League leader Matteo Salvini says he has “the right and the duty” to form a government, while Five Star chief Luigi Di Maio says his party has a “responsibility” to do the same.
Talks for a coalition
After previously ruling out an alliance with Five Star, Salvini on March 14th says he is ready to work with anyone to form a government, except the vanquished Democratic Party.
This leaves Five Star as his only realistic partner. The two parties launch talks on April 4th to break a deadlock between their leaders, who have not budged publicly on their demands to be allowed to govern.
After a third round of consultations fails to break the stalemate, President Sergio Mattarella warns on May 7th that he will form a “neutral” caretaker government or call elections in July. Five Star and the League ask for more time but on May 14th Salvini says there is still no deal on “key issues”.
In a major step forward, the two parties publish on May 18th a joint policy programme for their would-be populist coalition government.

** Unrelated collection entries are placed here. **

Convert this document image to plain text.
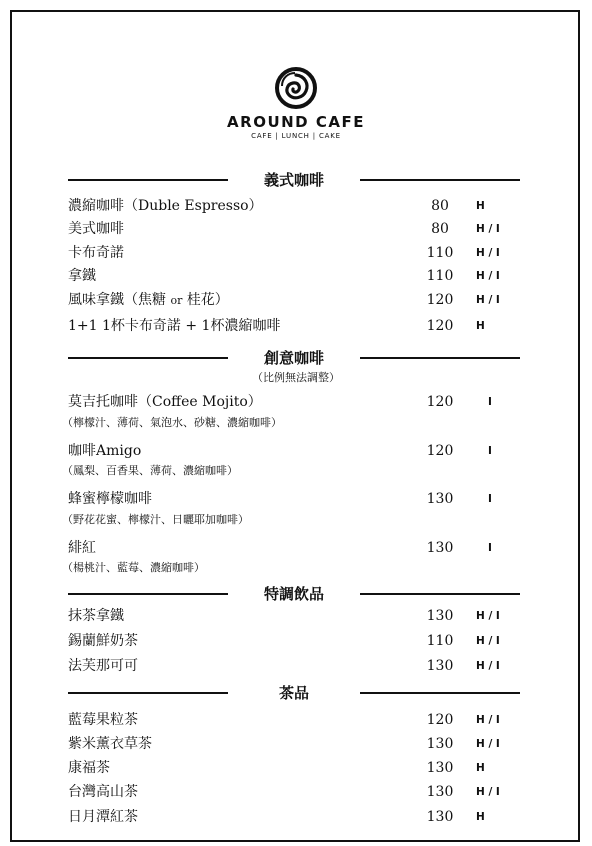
AROUND CAFE
CAFE | LUNCH | CAKE
義式咖啡
濃縮咖啡（Duble Espresso）	80	H
美式咖啡	80	H / I
卡布奇諾	110	H / I
拿鐵	110	H / I
風味拿鐵（焦糖 or 桂花）	120	H / I
1+1 1杯卡布奇諾 + 1杯濃縮咖啡	120	H
創意咖啡
（比例無法調整）
莫吉托咖啡（Coffee Mojito）	120	I
（檸檬汁、薄荷、氣泡水、砂糖、濃縮咖啡）
咖啡Amigo	120	I
（鳳梨、百香果、薄荷、濃縮咖啡）
蜂蜜檸檬咖啡	130	I
（野花花蜜、檸檬汁、日曬耶加咖啡）
緋紅	130	I
（楊桃汁、藍莓、濃縮咖啡）
特調飲品
抹茶拿鐵	130	H / I
錫蘭鮮奶茶	110	H / I
法芙那可可	130	H / I
茶品
藍莓果粒茶	120	H / I
紫米薰衣草茶	130	H / I
康福茶	130	H
台灣高山茶	130	H / I
日月潭紅茶	130	H
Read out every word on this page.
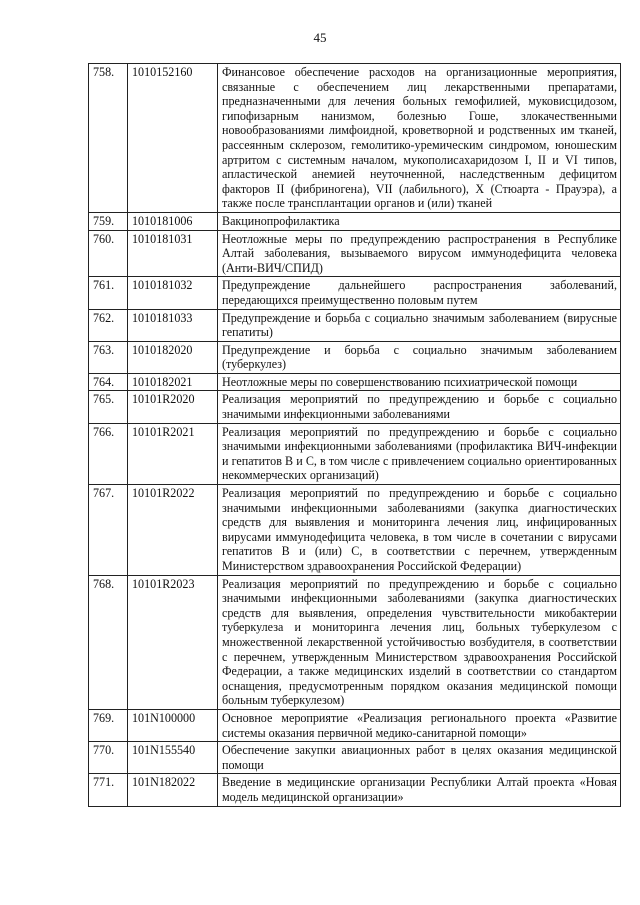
45
758.	1010152160	Финансовое обеспечение расходов на организационные мероприятия, связанные с обеспечением лиц лекарственными препаратами, предназначенными для лечения больных гемофилией, муковисцидозом, гипофизарным нанизмом, болезнью Гоше, злокачественными новообразованиями лимфоидной, кроветворной и родственных им тканей, рассеянным склерозом, гемолитико-уремическим синдромом, юношеским артритом с системным началом, мукополисахаридозом I, II и VI типов, апластической анемией неуточненной, наследственным дефицитом факторов II (фибриногена), VII (лабильного), X (Стюарта - Прауэра), а также после трансплантации органов и (или) тканей
759.	1010181006	Вакцинопрофилактика
760.	1010181031	Неотложные меры по предупреждению распространения в Республике Алтай заболевания, вызываемого вирусом иммунодефицита человека (Анти-ВИЧ/СПИД)
761.	1010181032	Предупреждение дальнейшего распространения заболеваний, передающихся преимущественно половым путем
762.	1010181033	Предупреждение и борьба с социально значимым заболеванием (вирусные гепатиты)
763.	1010182020	Предупреждение и борьба с социально значимым заболеванием (туберкулез)
764.	1010182021	Неотложные меры по совершенствованию психиатрической помощи
765.	10101R2020	Реализация мероприятий по предупреждению и борьбе с социально значимыми инфекционными заболеваниями
766.	10101R2021	Реализация мероприятий по предупреждению и борьбе с социально значимыми инфекционными заболеваниями (профилактика ВИЧ-инфекции и гепатитов B и C, в том числе с привлечением социально ориентированных некоммерческих организаций)
767.	10101R2022	Реализация мероприятий по предупреждению и борьбе с социально значимыми инфекционными заболеваниями (закупка диагностических средств для выявления и мониторинга лечения лиц, инфицированных вирусами иммунодефицита человека, в том числе в сочетании с вирусами гепатитов B и (или) C, в соответствии с перечнем, утвержденным Министерством здравоохранения Российской Федерации)
768.	10101R2023	Реализация мероприятий по предупреждению и борьбе с социально значимыми инфекционными заболеваниями (закупка диагностических средств для выявления, определения чувствительности микобактерии туберкулеза и мониторинга лечения лиц, больных туберкулезом с множественной лекарственной устойчивостью возбудителя, в соответствии с перечнем, утвержденным Министерством здравоохранения Российской Федерации, а также медицинских изделий в соответствии со стандартом оснащения, предусмотренным порядком оказания медицинской помощи больным туберкулезом)
769.	101N100000	Основное мероприятие «Реализация регионального проекта «Развитие системы оказания первичной медико-санитарной помощи»
770.	101N155540	Обеспечение закупки авиационных работ в целях оказания медицинской помощи
771.	101N182022	Введение в медицинские организации Республики Алтай проекта «Новая модель медицинской организации»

On May 21st they propose a prime minister, little-known lawyer Giuseppe Conte, who gets working on drawing up a government.
PM gives up after days
But the president rejects Conte's pick of staunch eurosceptic Paolo Savona as economy minister and Conte quits on May 27th. “I have given up my mandate to form the government of change,” he tells reporters.
The leaders of two would-be partner parties are furious. Di Maio calls for the president to be impeached and new elections to be held.
On May 28th Mattarella appoints pro-austerity economist Carlo Cottarelli as prime minster, giving him the mandate to form a potential technocrat government.
Cottarelli, whose appointment needs parliamentary approval, announces that new elections will be held at the start of 2019 if his government wins a confidence vote.
He says that if, as is likely given Five Star and the League's combined majority, his government isn't given the green light, it will stay in place before fresh elections are held “after August”.
But on May 31st the parties launch a last-ditch bid to revive their coalition, offering a compromise candidate in place of Savona, who is proposed as European Affairs minister.
In a breakthrough during a late night meeting, Mattarella gives Conte a mandate for a second time and approves his list of cabinet ministers, paving the way for them to be voted in at parliament.